Since I work somewhere near Redmond, I got pushed to 2013, and I find it completely dysfunctional. The interface is hideous, object manipulation is difficult and requires many extra clicks for common tasks... and FFS the PDF rendering is totally broken. Even our IT and product support can't get pub-quality resolution out of the v2013 PDF engine. For a while I used Visio 2013 + GhostScript to generate acceptable PDFs because the file format incompatibilities between 2010 and 2013 made it a PITA to roll back, but there were other problems with that and eventually I just rolled back to 2010.

Upshot: If you're content with Visio 2010, then I'd say to use it on Windows or Linux as you prefer.
But Visio 2013 has regressed in UI and functionality to the point where I prefer to use DIA on Linux.

Comment Re:no thanks (Score 5, Interesting) 172

...and I'm not alone. According to Moz's own dev feedback tools, the Australis phelgm-globber of an interface has been trending at 80%-dislike from day one after introduction..

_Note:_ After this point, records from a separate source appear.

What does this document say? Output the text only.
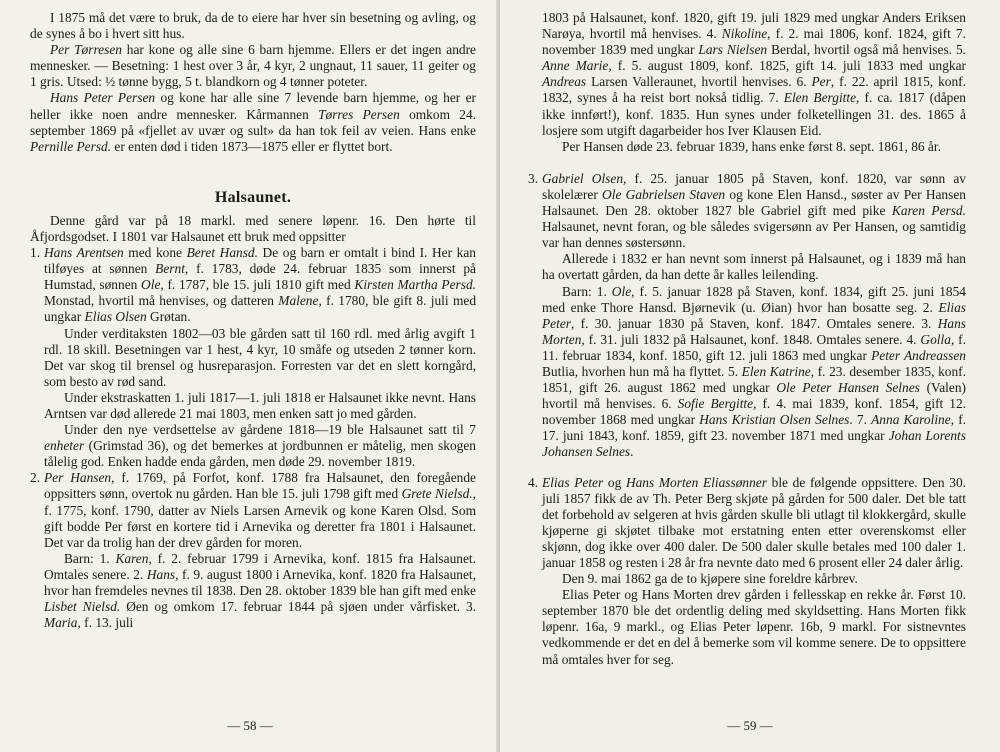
I 1875 må det være to bruk, da de to eiere har hver sin besetning og avling, og de synes å bo i hvert sitt hus.

Per Tørresen har kone og alle sine 6 barn hjemme. Ellers er det ingen andre mennesker. — Besetning: 1 hest over 3 år, 4 kyr, 2 ungnaut, 11 sauer, 11 geiter og 1 gris. Utsed: ½ tønne bygg, 5 t. blandkorn og 4 tønner poteter.

Hans Peter Persen og kone har alle sine 7 levende barn hjemme, og her er heller ikke noen andre mennesker. Kårmannen Tørres Persen omkom 24. september 1869 på «fjellet av uvær og sult» da han tok feil av veien. Hans enke Pernille Persd. er enten død i tiden 1873—1875 eller er flyttet bort.

Halsaunet.

Denne gård var på 18 markl. med senere løpenr. 16. Den hørte til Åfjordsgodset. I 1801 var Halsaunet ett bruk med oppsitter

1. Hans Arentsen med kone Beret Hansd. De og barn er omtalt i bind I. Her kan tilføyes at sønnen Bernt, f. 1783, døde 24. februar 1835 som innerst på Humstad, sønnen Ole, f. 1787, ble 15. juli 1810 gift med Kirsten Martha Persd. Monstad, hvortil må henvises, og datteren Malene, f. 1780, ble gift 8. juli med ungkar Elias Olsen Grøtan.

Under verditaksten 1802—03 ble gården satt til 160 rdl. med årlig avgift 1 rdl. 18 skill. Besetningen var 1 hest, 4 kyr, 10 småfe og utseden 2 tønner korn. Det var skog til brensel og husreparasjon. Forresten var det en slett korngård, som besto av rød sand.

Under ekstraskatten 1. juli 1817—1. juli 1818 er Halsaunet ikke nevnt. Hans Arntsen var død allerede 21 mai 1803, men enken satt jo med gården.

Under den nye verdsettelse av gårdene 1818—19 ble Halsaunet satt til 7 enheter (Grimstad 36), og det bemerkes at jordbunnen er måtelig, men skogen tålelig god. Enken hadde enda gården, men døde 29. november 1819.

2. Per Hansen, f. 1769, på Forfot, konf. 1788 fra Halsaunet, den foregående oppsitters sønn, overtok nu gården. Han ble 15. juli 1798 gift med Grete Nielsd., f. 1775, konf. 1790, datter av Niels Larsen Arnevik og kone Karen Olsd. Som gift bodde Per først en kortere tid i Arnevika og deretter fra 1801 i Halsaunet. Det var da trolig han der drev gården for moren.

Barn: 1. Karen, f. 2. februar 1799 i Arnevika, konf. 1815 fra Halsaunet. Omtales senere. 2. Hans, f. 9. august 1800 i Arnevika, konf. 1820 fra Halsaunet, hvor han fremdeles nevnes til 1838. Den 28. oktober 1839 ble han gift med enke Lisbet Nielsd. Øen og omkom 17. februar 1844 på sjøen under vårfisket. 3. Maria, f. 13. juli

— 58 —

1803 på Halsaunet, konf. 1820, gift 19. juli 1829 med ungkar Anders Eriksen Narøya, hvortil må henvises. 4. Nikoline, f. 2. mai 1806, konf. 1824, gift 7. november 1839 med ungkar Lars Nielsen Berdal, hvortil også må henvises. 5. Anne Marie, f. 5. august 1809, konf. 1825, gift 14. juli 1833 med ungkar Andreas Larsen Valleraunet, hvortil henvises. 6. Per, f. 22. april 1815, konf. 1832, synes å ha reist bort nokså tidlig. 7. Elen Bergitte, f. ca. 1817 (dåpen ikke innført!), konf. 1835. Hun synes under folketellingen 31. des. 1865 å losjere som utgift dagarbeider hos Iver Klausen Eid.

Per Hansen døde 23. februar 1839, hans enke først 8. sept. 1861, 86 år.

3. Gabriel Olsen, f. 25. januar 1805 på Staven, konf. 1820, var sønn av skolelærer Ole Gabrielsen Staven og kone Elen Hansd., søster av Per Hansen Halsaunet. Den 28. oktober 1827 ble Gabriel gift med pike Karen Persd. Halsaunet, nevnt foran, og ble således svigersønn av Per Hansen, og samtidig var han dennes søstersønn.

Allerede i 1832 er han nevnt som innerst på Halsaunet, og i 1839 må han ha overtatt gården, da han dette år kalles leilending.

Barn: 1. Ole, f. 5. januar 1828 på Staven, konf. 1834, gift 25. juni 1854 med enke Thore Hansd. Bjørnevik (u. Øian) hvor han bosatte seg. 2. Elias Peter, f. 30. januar 1830 på Staven, konf. 1847. Omtales senere. 3. Hans Morten, f. 31. juli 1832 på Halsaunet, konf. 1848. Omtales senere. 4. Golla, f. 11. februar 1834, konf. 1850, gift 12. juli 1863 med ungkar Peter Andreassen Butlia, hvorhen hun må ha flyttet. 5. Elen Katrine, f. 23. desember 1835, konf. 1851, gift 26. august 1862 med ungkar Ole Peter Hansen Selnes (Valen) hvortil må henvises. 6. Sofie Bergitte, f. 4. mai 1839, konf. 1854, gift 12. november 1868 med ungkar Hans Kristian Olsen Selnes. 7. Anna Karoline, f. 17. juni 1843, konf. 1859, gift 23. november 1871 med ungkar Johan Lorents Johansen Selnes.

4. Elias Peter og Hans Morten Eliassønner ble de følgende oppsittere. Den 30. juli 1857 fikk de av Th. Peter Berg skjøte på gården for 500 daler. Det ble tatt det forbehold av selgeren at hvis gården skulle bli utlagt til klokkergård, skulle kjøperne gi skjøtet tilbake mot erstatning enten etter overenskomst eller skjønn, dog ikke over 400 daler. De 500 daler skulle betales med 100 daler 1. januar 1858 og resten i 28 år fra nevnte dato med 6 prosent eller 24 daler årlig.

Den 9. mai 1862 ga de to kjøpere sine foreldre kårbrev.

Elias Peter og Hans Morten drev gården i fellesskap en rekke år. Først 10. september 1870 ble det ordentlig deling med skyldsetting. Hans Morten fikk løpenr. 16a, 9 markl., og Elias Peter løpenr. 16b, 9 markl. For sistnevntes vedkommende er det en del å bemerke som vil komme senere. De to oppsittere må omtales hver for seg.

— 59 —
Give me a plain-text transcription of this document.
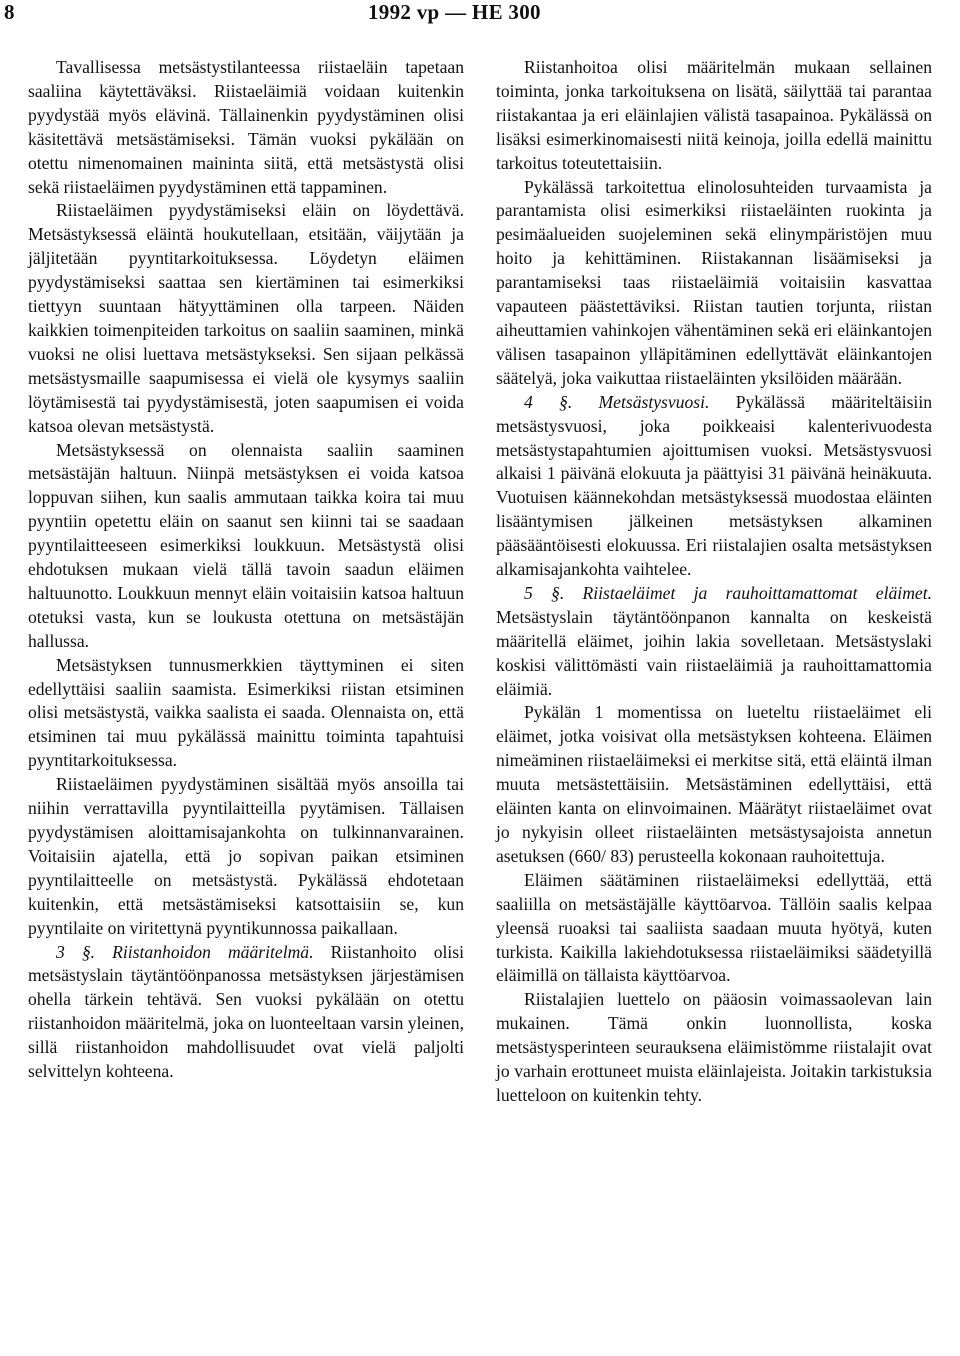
8	1992 vp — HE 300

Tavallisessa metsästystilanteessa riistaeläin tapetaan saaliina käytettäväksi. Riistaeläimiä voidaan kuitenkin pyydystää myös elävinä. Tällainenkin pyydystäminen olisi käsitettävä metsästämiseksi. Tämän vuoksi pykälään on otettu nimenomainen maininta siitä, että metsästystä olisi sekä riistaeläimen pyydystäminen että tappaminen.

Riistaeläimen pyydystämiseksi eläin on löydettävä. Metsästyksessä eläintä houkutellaan, etsitään, väijytään ja jäljitetään pyyntitarkoituksessa. Löydetyn eläimen pyydystämiseksi saattaa sen kiertäminen tai esimerkiksi tiettyyn suuntaan hätyyttäminen olla tarpeen. Näiden kaikkien toimenpiteiden tarkoitus on saaliin saaminen, minkä vuoksi ne olisi luettava metsästykseksi. Sen sijaan pelkässä metsästysmaille saapumisessa ei vielä ole kysymys saaliin löytämisestä tai pyydystämisestä, joten saapumisen ei voida katsoa olevan metsästystä.

Metsästyksessä on olennaista saaliin saaminen metsästäjän haltuun. Niinpä metsästyksen ei voida katsoa loppuvan siihen, kun saalis ammutaan taikka koira tai muu pyyntiin opetettu eläin on saanut sen kiinni tai se saadaan pyyntilaitteeseen esimerkiksi loukkuun. Metsästystä olisi ehdotuksen mukaan vielä tällä tavoin saadun eläimen haltuunotto. Loukkuun mennyt eläin voitaisiin katsoa haltuun otetuksi vasta, kun se loukusta otettuna on metsästäjän hallussa.

Metsästyksen tunnusmerkkien täyttyminen ei siten edellyttäisi saaliin saamista. Esimerkiksi riistan etsiminen olisi metsästystä, vaikka saalista ei saada. Olennaista on, että etsiminen tai muu pykälässä mainittu toiminta tapahtuisi pyyntitarkoituksessa.

Riistaeläimen pyydystäminen sisältää myös ansoilla tai niihin verrattavilla pyyntilaitteilla pyytämisen. Tällaisen pyydystämisen aloittamisajankohta on tulkinnanvarainen. Voitaisiin ajatella, että jo sopivan paikan etsiminen pyyntilaitteelle on metsästystä. Pykälässä ehdotetaan kuitenkin, että metsästämiseksi katsottaisiin se, kun pyyntilaite on viritettynä pyyntikunnossa paikallaan.

3 §. Riistanhoidon määritelmä. Riistanhoito olisi metsästyslain täytäntöönpanossa metsästyksen järjestämisen ohella tärkein tehtävä. Sen vuoksi pykälään on otettu riistanhoidon määritelmä, joka on luonteeltaan varsin yleinen, sillä riistanhoidon mahdollisuudet ovat vielä paljolti selvittelyn kohteena.

Riistanhoitoa olisi määritelmän mukaan sellainen toiminta, jonka tarkoituksena on lisätä, säilyttää tai parantaa riistakantaa ja eri eläinlajien välistä tasapainoa. Pykälässä on lisäksi esimerkinomaisesti niitä keinoja, joilla edellä mainittu tarkoitus toteutettaisiin.

Pykälässä tarkoitettua elinolosuhteiden turvaamista ja parantamista olisi esimerkiksi riistaeläinten ruokinta ja pesimäalueiden suojeleminen sekä elinympäristöjen muu hoito ja kehittäminen. Riistakannan lisäämiseksi ja parantamiseksi taas riistaeläimiä voitaisiin kasvattaa vapauteen päästettäviksi. Riistan tautien torjunta, riistan aiheuttamien vahinkojen vähentäminen sekä eri eläinkantojen välisen tasapainon ylläpitäminen edellyttävät eläinkantojen säätelyä, joka vaikuttaa riistaeläinten yksilöiden määrään.

4 §. Metsästysvuosi. Pykälässä määriteltäisiin metsästysvuosi, joka poikkeaisi kalenterivuodesta metsästystapahtumien ajoittumisen vuoksi. Metsästysvuosi alkaisi 1 päivänä elokuuta ja päättyisi 31 päivänä heinäkuuta. Vuotuisen käännekohdan metsästyksessä muodostaa eläinten lisääntymisen jälkeinen metsästyksen alkaminen pääsääntöisesti elokuussa. Eri riistalajien osalta metsästyksen alkamisajankohta vaihtelee.

5 §. Riistaeläimet ja rauhoittamattomat eläimet. Metsästyslain täytäntöönpanon kannalta on keskeistä määritellä eläimet, joihin lakia sovelletaan. Metsästyslaki koskisi välittömästi vain riistaeläimiä ja rauhoittamattomia eläimiä.

Pykälän 1 momentissa on lueteltu riistaeläimet eli eläimet, jotka voisivat olla metsästyksen kohteena. Eläimen nimeäminen riistaeläimeksi ei merkitse sitä, että eläintä ilman muuta metsästettäisiin. Metsästäminen edellyttäisi, että eläinten kanta on elinvoimainen. Määrätyt riistaeläimet ovat jo nykyisin olleet riistaeläinten metsästysajoista annetun asetuksen (660/ 83) perusteella kokonaan rauhoitettuja.

Eläimen säätäminen riistaeläimeksi edellyttää, että saaliilla on metsästäjälle käyttöarvoa. Tällöin saalis kelpaa yleensä ruoaksi tai saaliista saadaan muuta hyötyä, kuten turkista. Kaikilla lakiehdotuksessa riistaeläimiksi säädetyillä eläimillä on tällaista käyttöarvoa.

Riistalajien luettelo on pääosin voimassaolevan lain mukainen. Tämä onkin luonnollista, koska metsästysperinteen seurauksena eläimistömme riistalajit ovat jo varhain erottuneet muista eläinlajeista. Joitakin tarkistuksia luetteloon on kuitenkin tehty.
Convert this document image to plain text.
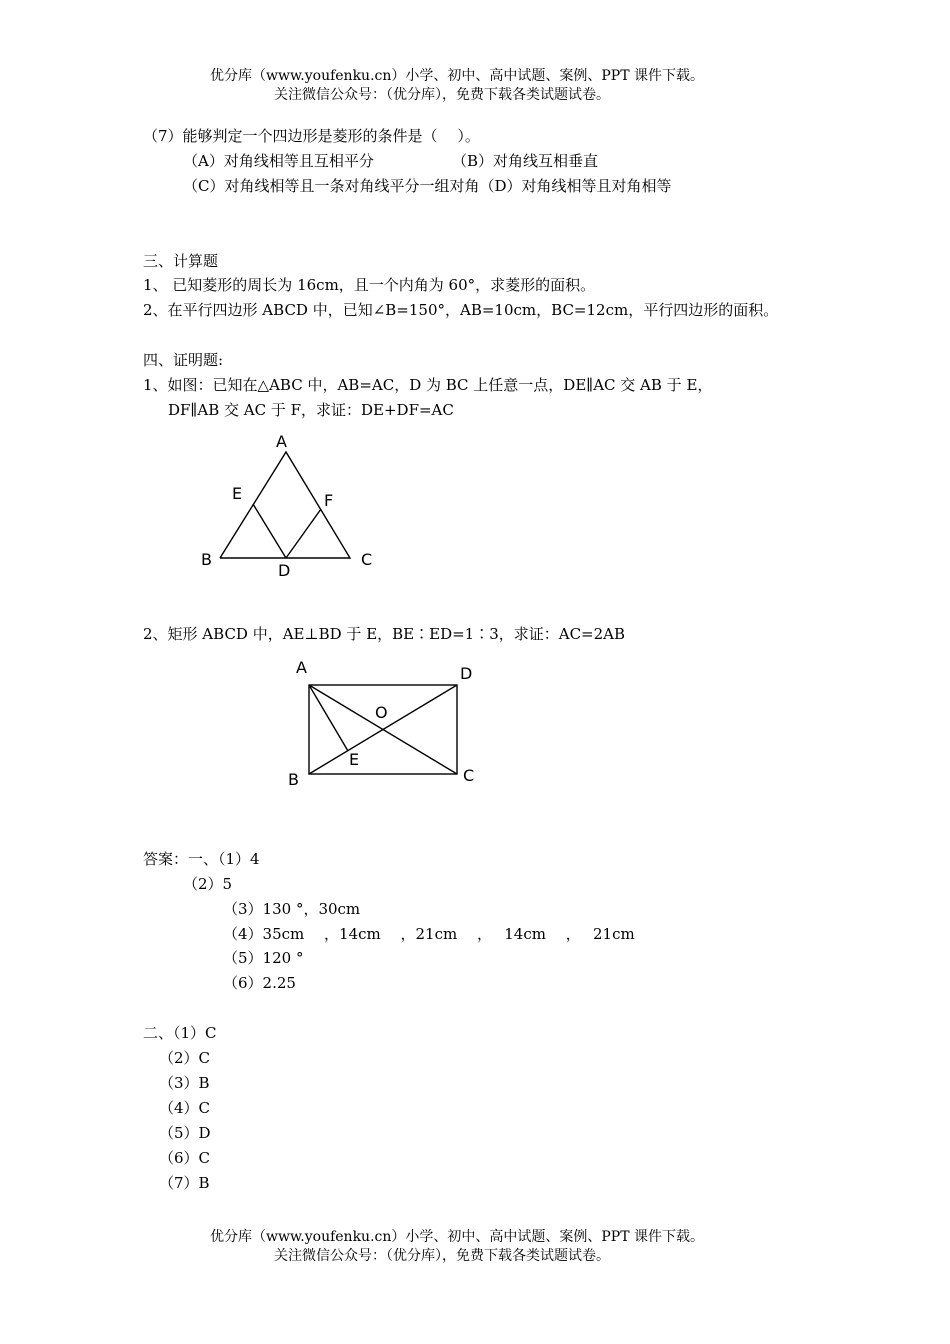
优分库（www.youfenku.cn）小学、初中、高中试题、案例、PPT 课件下载。
关注微信公众号：（优分库），免费下载各类试题试卷。
（7）能够判定一个四边形是菱形的条件是（　 ）。
（A）对角线相等且互相平分	（B）对角线互相垂直
（C）对角线相等且一条对角线平分一组对角（D）对角线相等且对角相等
三、计算题
1、 已知菱形的周长为 16cm，且一个内角为 60°，求菱形的面积。
2、在平行四边形 ABCD 中，已知∠B=150°，AB=10cm，BC=12cm，平行四边形的面积。
四、证明题:
1、如图：已知在△ABC 中，AB=AC，D 为 BC 上任意一点，DE∥AC 交 AB 于 E，
DF∥AB 交 AC 于 F，求证：DE+DF=AC
A
E	F
B
D
C
2、矩形 ABCD 中，AE⊥BD 于 E，BE∶ED=1∶3，求证：AC=2AB
A	D
O
E
B	C
答案：一、（1）4
（2）5
（3）130 °，30cm
（4）35cm　 ，14cm　 ，21cm　 ，　 14cm　 ，　 21cm
（5）120 °
（6）2.25
二、（1）C
（2）C
（3）B
（4）C
（5）D
（6）C
（7）B
优分库（www.youfenku.cn）小学、初中、高中试题、案例、PPT 课件下载。
关注微信公众号：（优分库），免费下载各类试题试卷。
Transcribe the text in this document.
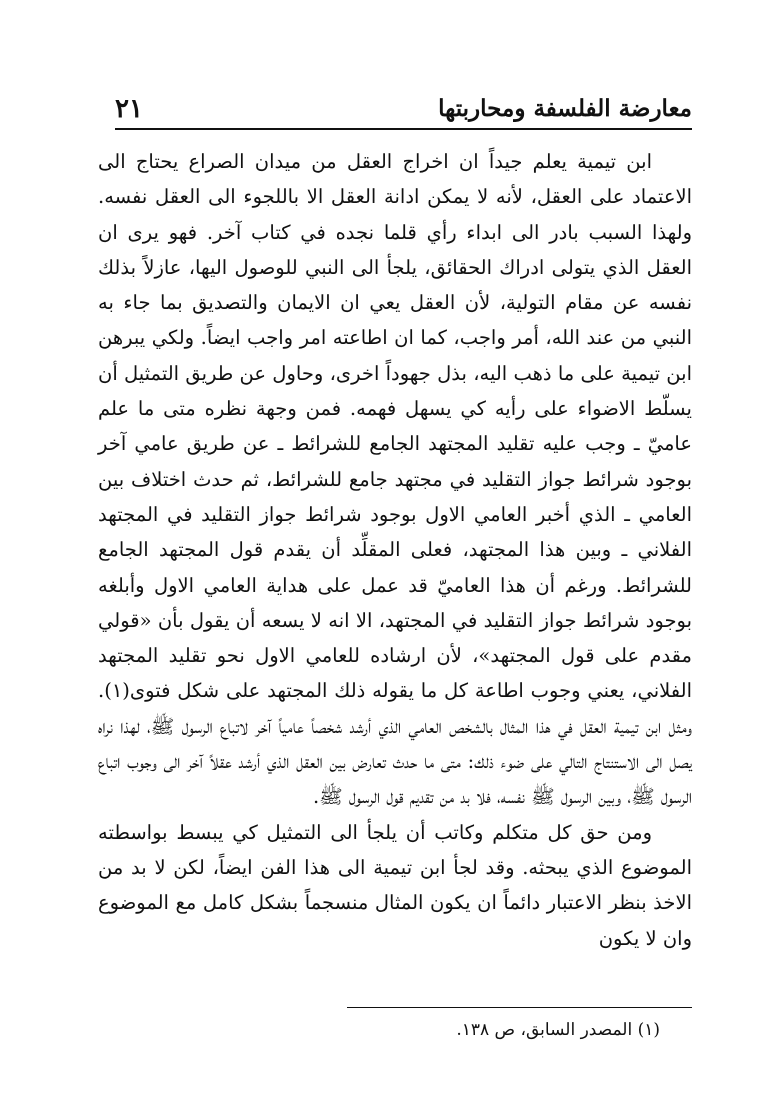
معارضة الفلسفة ومحاربتها
٢١

ابن تيمية يعلم جيداً ان اخراج العقل من ميدان الصراع يحتاج الى الاعتماد على العقل، لأنه لا يمكن ادانة العقل الا باللجوء الى العقل نفسه. ولهذا السبب بادر الى ابداء رأي قلما نجده في كتاب آخر. فهو يرى ان العقل الذي يتولى ادراك الحقائق، يلجأ الى النبي للوصول اليها، عازلاً بذلك نفسه عن مقام التولية، لأن العقل يعي ان الايمان والتصديق بما جاء به النبي من عند الله، أمر واجب، كما ان اطاعته امر واجب ايضاً. ولكي يبرهن ابن تيمية على ما ذهب اليه، بذل جهوداً اخرى، وحاول عن طريق التمثيل أن يسلّط الاضواء على رأيه كي يسهل فهمه. فمن وجهة نظره متى ما علم عاميّ ـ وجب عليه تقليد المجتهد الجامع للشرائط ـ عن طريق عامي آخر بوجود شرائط جواز التقليد في مجتهد جامع للشرائط، ثم حدث اختلاف بين العامي ـ الذي أخبر العامي الاول بوجود شرائط جواز التقليد في المجتهد الفلاني ـ وبين هذا المجتهد، فعلى المقلِّد أن يقدم قول المجتهد الجامع للشرائط. ورغم أن هذا العاميّ قد عمل على هداية العامي الاول وأبلغه بوجود شرائط جواز التقليد في المجتهد، الا انه لا يسعه أن يقول بأن «قولي مقدم على قول المجتهد»، لأن ارشاده للعامي الاول نحو تقليد المجتهد الفلاني، يعني وجوب اطاعة كل ما يقوله ذلك المجتهد على شكل فتوى(١). ومثل ابن تيمية العقل في هذا المثال بالشخص العامي الذي أرشد شخصاً عامياً آخر لاتباع الرسول ﷺ، لهذا نراه يصل الى الاستنتاج التالي على ضوء ذلك: متى ما حدث تعارض بين العقل الذي أرشد عقلاً آخر الى وجوب اتباع الرسول ﷺ، وبين الرسول ﷺ نفسه، فلا بد من تقديم قول الرسول ﷺ.

ومن حق كل متكلم وكاتب أن يلجأ الى التمثيل كي يبسط بواسطته الموضوع الذي يبحثه. وقد لجأ ابن تيمية الى هذا الفن ايضاً، لكن لا بد من الاخذ بنظر الاعتبار دائماً ان يكون المثال منسجماً بشكل كامل مع الموضوع وان لا يكون

(١) المصدر السابق، ص ١٣٨.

http://www.lifehacker.com.au/2013/11/less-than-20-per-cent-of-users-like-firefoxs-new-australis-ui/
https://support.mozilla.org/en-US/questions/999831
http://soylentnews.org/article.pl?sid=14/05/12/133214

Comment no thanks (Score 3, Insightful) 172

I'll install it when that godawful Australis interface is rolled back or replaced with something less eye-bleedingly bad. (And no, the craptastic classic plug-in is not a long-term solution.) For now, I'm holding at v28 (on Linux Mint or Ubuntu: "sudo apt-mark hold firefox"), and pondering what to do re security updates in the long run.

Firefox has gone down the ugly-UI-shuffle-for-the-hell-of-it route, Chrome sends an astounding amount of telemetry back to the hive-mind, and IE's performance is still a total joke even if I can see past the OS implications and numbingly-bad design. Are niche browsers all we have left?